Schweigen antwortete ihm. Schweigen.
Wie nah der Klingenmeister dem Gedanken war, das nicht er selbst oder die anderen Räte das eigentliche Problem oder besser der Auslöser dieser Eskapade war, ahnte er wohl nicht einmal. Und Wenzel wollte es nicht wahrhaben. Nicht akzeptieren, dass Sokolovs Worte ihn aufgewühlt hatten, mehr als alles, was davor gewesen sein mochte.
Wenzel stützte sich auf die Knie und fuhr mit der Linken über den kahlen Schädel. Schüttelte den Kopf leicht und machte dann tatsächlich Anstalten sich zu Erheben, um einen neuen Kelch zu holen. Mit dem Erfolg, das der verdammte Boden schlagartig eine starke Seitenneigung bekam. Wenzel konnte ewig recht gut reden, aber seine Beine hielten keine zwei Gläser Wein aus.
"Verfluchtes altes Haus. Nix grade hier.", maulte er.
Damit hatte Jarel gerechnet. Und er war schnell genug, Wenzel aufzufangen und sachte wieder auf die Liege zu drücken. Hoffentlich verstand Wenzel die Körperlichkeit nicht falsch.
"Soll ich Bertrand holen?", fragte Jarel ehrlich besorgt.
Wenzel grunzte ungehalten.
"Einen neuen Kelch holst du mir, sonst nichts.", ätzte er.
Alkohol erweiterte die Blutgefäße. Das würde die Wundheilung erschweren oder sogar ein erneutes aufreißen verursachen.
Trotzdem war es nicht an ihm, Wenzel jetzt eine Gardienenpredigt zu halten.

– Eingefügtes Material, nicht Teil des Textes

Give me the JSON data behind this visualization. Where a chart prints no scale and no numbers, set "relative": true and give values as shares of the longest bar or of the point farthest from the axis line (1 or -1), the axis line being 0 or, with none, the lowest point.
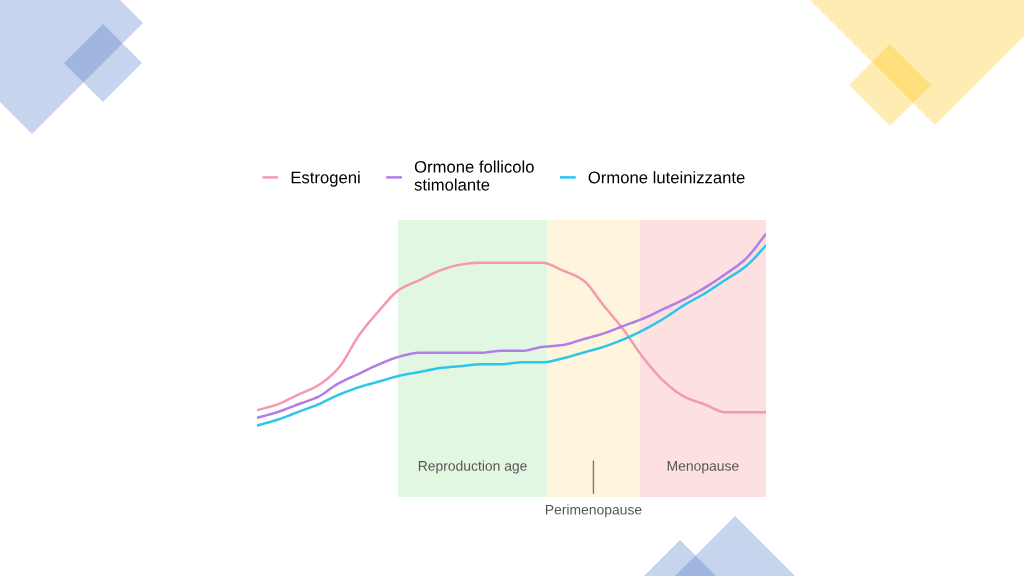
{
  "chart_data": {
    "type": "line",
    "relative": true,
    "legend": "top",
    "categories": [
      null,
      null,
      null,
      null,
      null,
      null,
      null,
      null,
      null,
      null,
      null,
      null,
      null,
      null,
      null,
      null,
      null,
      null,
      null,
      null,
      null,
      null,
      null,
      null,
      null,
      null
    ],
    "series": [
      {
        "name": "Estrogeni",
        "color": "#f49ab0",
        "values": [
          0.08,
          0.11,
          0.16,
          0.21,
          0.3,
          0.47,
          0.6,
          0.71,
          0.76,
          0.81,
          0.84,
          0.85,
          0.85,
          0.85,
          0.85,
          0.81,
          0.76,
          0.63,
          0.5,
          0.35,
          0.23,
          0.15,
          0.11,
          0.07,
          0.07,
          0.07
        ]
      },
      {
        "name": "Ormone follicolo stimolante",
        "color": "#b27ee6",
        "values": [
          0.04,
          0.07,
          0.11,
          0.15,
          0.22,
          0.27,
          0.32,
          0.36,
          0.38,
          0.38,
          0.38,
          0.38,
          0.39,
          0.39,
          0.41,
          0.42,
          0.45,
          0.48,
          0.52,
          0.56,
          0.61,
          0.66,
          0.72,
          0.79,
          0.87,
          1.0
        ]
      },
      {
        "name": "Ormone luteinizzante",
        "color": "#2ec5ea",
        "values": [
          0.0,
          0.03,
          0.07,
          0.11,
          0.16,
          0.2,
          0.23,
          0.26,
          0.28,
          0.3,
          0.31,
          0.32,
          0.32,
          0.33,
          0.33,
          0.35,
          0.38,
          0.41,
          0.45,
          0.5,
          0.56,
          0.63,
          0.69,
          0.76,
          0.83,
          0.94
        ]
      }
    ],
    "annotations": [
      "Reproduction age",
      "Perimenopause",
      "Menopause"
    ]
  }
}
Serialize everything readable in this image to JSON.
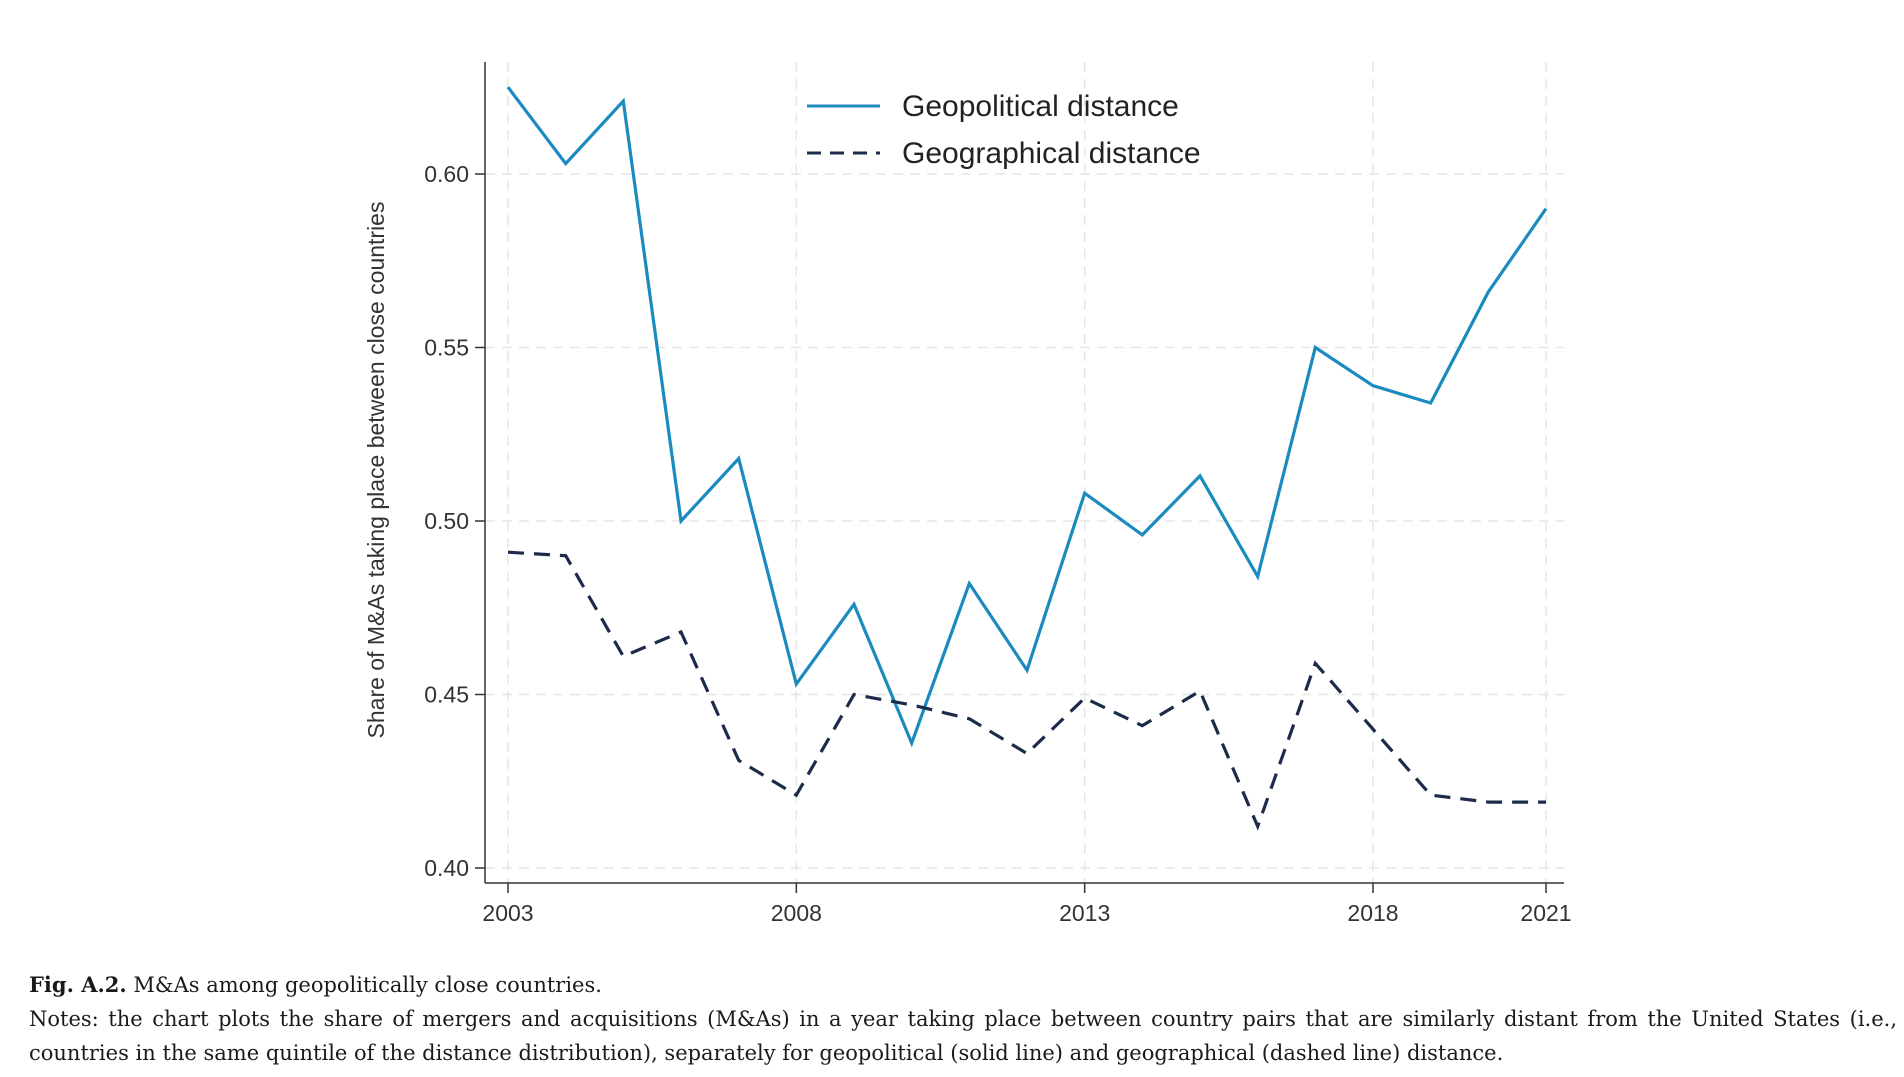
{
  "chart_data": {
    "type": "line",
    "title": "",
    "xlabel": "",
    "ylabel": "Share of M&As taking place between close countries",
    "x": [
      2003,
      2004,
      2005,
      2006,
      2007,
      2008,
      2009,
      2010,
      2011,
      2012,
      2013,
      2014,
      2015,
      2016,
      2017,
      2018,
      2019,
      2020,
      2021
    ],
    "xticks": [
      "2003",
      "2008",
      "2013",
      "2018",
      "2021"
    ],
    "yticks": [
      "0.40",
      "0.45",
      "0.50",
      "0.55",
      "0.60"
    ],
    "xlim": [
      2003,
      2021
    ],
    "ylim": [
      0.4,
      0.625
    ],
    "grid": true,
    "legend_position": "top-center",
    "series": [
      {
        "name": "Geopolitical distance",
        "style": "solid",
        "color": "#1b8bbf",
        "values": [
          0.625,
          0.603,
          0.621,
          0.5,
          0.518,
          0.453,
          0.476,
          0.436,
          0.482,
          0.457,
          0.508,
          0.496,
          0.513,
          0.484,
          0.55,
          0.539,
          0.534,
          0.566,
          0.59
        ]
      },
      {
        "name": "Geographical distance",
        "style": "dashed",
        "color": "#1c2b4a",
        "values": [
          0.491,
          0.49,
          0.461,
          0.468,
          0.431,
          0.421,
          0.45,
          0.447,
          0.443,
          0.433,
          0.449,
          0.441,
          0.451,
          0.412,
          0.459,
          0.44,
          0.421,
          0.419,
          0.419
        ]
      }
    ]
  },
  "caption": {
    "label": "Fig. A.2.",
    "title": "M&As among geopolitically close countries.",
    "notes": "Notes: the chart plots the share of mergers and acquisitions (M&As) in a year taking place between country pairs that are similarly distant from the United States (i.e., countries in the same quintile of the distance distribution), separately for geopolitical (solid line) and geographical (dashed line) distance."
  }
}
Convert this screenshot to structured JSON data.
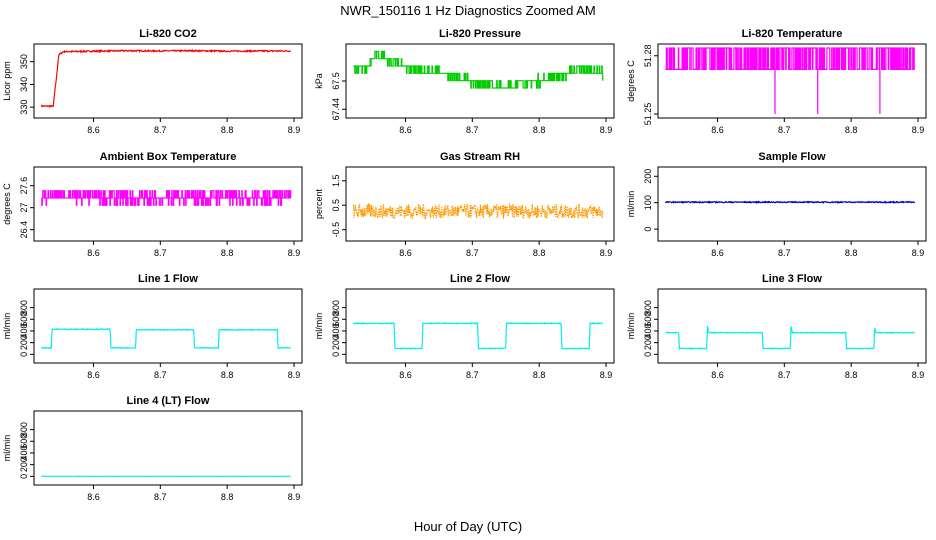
{
  "title": "NWR_150116  1 Hz Diagnostics Zoomed AM",
  "xlabel": "Hour of Day (UTC)",
  "chart_data": [
    {
      "id": "co2",
      "type": "line",
      "title": "Li-820 CO2",
      "ylabel": "Licor ppm",
      "xlim": [
        8.52,
        8.9
      ],
      "ylim": [
        327,
        356
      ],
      "yticks": [
        330,
        340,
        350
      ],
      "xticks": [
        8.6,
        8.7,
        8.8,
        8.9
      ],
      "color": "#ff0000",
      "series": {
        "x": [
          8.522,
          8.54,
          8.541,
          8.545,
          8.548,
          8.555,
          8.6,
          8.65,
          8.7,
          8.75,
          8.8,
          8.85,
          8.895
        ],
        "y": [
          330.5,
          330.4,
          334,
          344,
          353,
          354.4,
          354.6,
          354.8,
          354.7,
          354.8,
          354.6,
          354.7,
          354.7
        ]
      },
      "noise": 0.3
    },
    {
      "id": "pressure",
      "type": "line",
      "title": "Li-820 Pressure",
      "ylabel": "kPa",
      "xlim": [
        8.52,
        8.9
      ],
      "ylim": [
        67.43,
        67.57
      ],
      "yticks": [
        67.44,
        67.5
      ],
      "xticks": [
        8.6,
        8.7,
        8.8,
        8.9
      ],
      "color": "#00cc00",
      "step": true,
      "series": {
        "x": [
          8.522,
          8.54,
          8.555,
          8.575,
          8.6,
          8.625,
          8.65,
          8.675,
          8.7,
          8.725,
          8.75,
          8.775,
          8.8,
          8.825,
          8.85,
          8.875,
          8.895
        ],
        "y": [
          67.53,
          67.525,
          67.555,
          67.545,
          67.53,
          67.52,
          67.52,
          67.505,
          67.5,
          67.495,
          67.485,
          67.5,
          67.5,
          67.51,
          67.52,
          67.525,
          67.515
        ]
      },
      "noise": 0.009
    },
    {
      "id": "temp",
      "type": "line",
      "title": "Li-820 Temperature",
      "ylabel": "degrees C",
      "xlim": [
        8.52,
        8.9
      ],
      "ylim": [
        51.25,
        51.284
      ],
      "yticks": [
        51.25,
        51.28
      ],
      "xticks": [
        8.6,
        8.7,
        8.8,
        8.9
      ],
      "color": "#ff00ff",
      "spiky": true,
      "series": {
        "x": [
          8.522,
          8.895
        ],
        "y": [
          51.273,
          51.273
        ]
      },
      "high": 51.284,
      "dips": [
        [
          8.686,
          51.25
        ],
        [
          8.75,
          51.25
        ],
        [
          8.843,
          51.25
        ]
      ]
    },
    {
      "id": "ambient",
      "type": "line",
      "title": "Ambient Box Temperature",
      "ylabel": "degrees C",
      "xlim": [
        8.52,
        8.9
      ],
      "ylim": [
        26.2,
        28.0
      ],
      "yticks": [
        26.4,
        27.0,
        27.6
      ],
      "xticks": [
        8.6,
        8.7,
        8.8,
        8.9
      ],
      "color": "#ff00ff",
      "step": true,
      "series": {
        "x": [
          8.522,
          8.6,
          8.7,
          8.8,
          8.895
        ],
        "y": [
          27.3,
          27.3,
          27.25,
          27.3,
          27.3
        ]
      },
      "noise": 0.18
    },
    {
      "id": "rh",
      "type": "line",
      "title": "Gas Stream RH",
      "ylabel": "percent",
      "xlim": [
        8.52,
        8.9
      ],
      "ylim": [
        -0.8,
        1.9
      ],
      "yticks": [
        -0.5,
        0.5,
        1.5
      ],
      "xticks": [
        8.6,
        8.7,
        8.8,
        8.9
      ],
      "color": "#ff9900",
      "dashed": true,
      "series": {
        "x": [
          8.522,
          8.895
        ],
        "y": [
          0.25,
          0.25
        ]
      },
      "noise": 0.3
    },
    {
      "id": "sample",
      "type": "line",
      "title": "Sample Flow",
      "ylabel": "ml/min",
      "xlim": [
        8.52,
        8.9
      ],
      "ylim": [
        -30,
        220
      ],
      "yticks": [
        0,
        100,
        200
      ],
      "xticks": [
        8.6,
        8.7,
        8.8,
        8.9
      ],
      "color": "#0000cc",
      "series": {
        "x": [
          8.522,
          8.895
        ],
        "y": [
          102,
          102
        ]
      },
      "noise": 2
    },
    {
      "id": "line1",
      "type": "line",
      "title": "Line 1 Flow",
      "ylabel": "ml/min",
      "xlim": [
        8.52,
        8.9
      ],
      "ylim": [
        -80,
        1050
      ],
      "yticks": [
        0,
        200,
        400,
        600,
        800
      ],
      "xticks": [
        8.6,
        8.7,
        8.8,
        8.9
      ],
      "color": "#00eeee",
      "series": {
        "x": [
          8.522,
          8.537,
          8.538,
          8.625,
          8.626,
          8.663,
          8.664,
          8.75,
          8.751,
          8.787,
          8.788,
          8.875,
          8.876,
          8.895
        ],
        "y": [
          110,
          110,
          430,
          430,
          110,
          110,
          420,
          420,
          110,
          110,
          420,
          420,
          110,
          110
        ]
      },
      "noise": 6
    },
    {
      "id": "line2",
      "type": "line",
      "title": "Line 2 Flow",
      "ylabel": "ml/min",
      "xlim": [
        8.52,
        8.9
      ],
      "ylim": [
        -80,
        1050
      ],
      "yticks": [
        0,
        200,
        400,
        600,
        800
      ],
      "xticks": [
        8.6,
        8.7,
        8.8,
        8.9
      ],
      "color": "#00eeee",
      "series": {
        "x": [
          8.522,
          8.583,
          8.584,
          8.625,
          8.626,
          8.708,
          8.709,
          8.75,
          8.751,
          8.833,
          8.834,
          8.875,
          8.876,
          8.895
        ],
        "y": [
          530,
          530,
          100,
          100,
          530,
          530,
          100,
          100,
          530,
          530,
          100,
          100,
          530,
          530
        ]
      },
      "noise": 6
    },
    {
      "id": "line3",
      "type": "line",
      "title": "Line 3 Flow",
      "ylabel": "ml/min",
      "xlim": [
        8.52,
        8.9
      ],
      "ylim": [
        -80,
        1050
      ],
      "yticks": [
        0,
        200,
        400,
        600,
        800
      ],
      "xticks": [
        8.6,
        8.7,
        8.8,
        8.9
      ],
      "color": "#00eeee",
      "series": {
        "x": [
          8.522,
          8.542,
          8.543,
          8.584,
          8.585,
          8.586,
          8.587,
          8.667,
          8.668,
          8.709,
          8.71,
          8.711,
          8.712,
          8.792,
          8.793,
          8.834,
          8.835,
          8.836,
          8.837,
          8.895
        ],
        "y": [
          370,
          370,
          100,
          100,
          500,
          420,
          370,
          370,
          100,
          100,
          500,
          420,
          370,
          370,
          100,
          100,
          480,
          420,
          370,
          370
        ]
      },
      "noise": 6
    },
    {
      "id": "line4",
      "type": "line",
      "title": "Line 4 (LT) Flow",
      "ylabel": "ml/min",
      "xlim": [
        8.52,
        8.9
      ],
      "ylim": [
        -80,
        1050
      ],
      "yticks": [
        0,
        200,
        400,
        600,
        800
      ],
      "xticks": [
        8.6,
        8.7,
        8.8,
        8.9
      ],
      "color": "#00eeee",
      "series": {
        "x": [
          8.522,
          8.895
        ],
        "y": [
          0,
          0
        ]
      },
      "noise": 1
    }
  ]
}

"Aye.", erwiderte er gehorsam. er kannte sich hier aus. Einen Moment ließ er seine Hände noch auf Wenzels Schultern um zu verhindern, dass er sogar noch im Sitzen umkippte.
Brachte Wenzel ihn mit Absicht in Versuchung? Nein...er war betrunken und....oder.
Der Schattenläufer schluckte, nahm einen neuen Kelch aus dem Schrank und schenkte tatsächlich Wein ein. Ohne den Blick zu heben, ohne Wenzel anzusehen, jedoch mit so arg zitternden Händen, dass er es so gerade fertig brachte, nichts zu verschütten.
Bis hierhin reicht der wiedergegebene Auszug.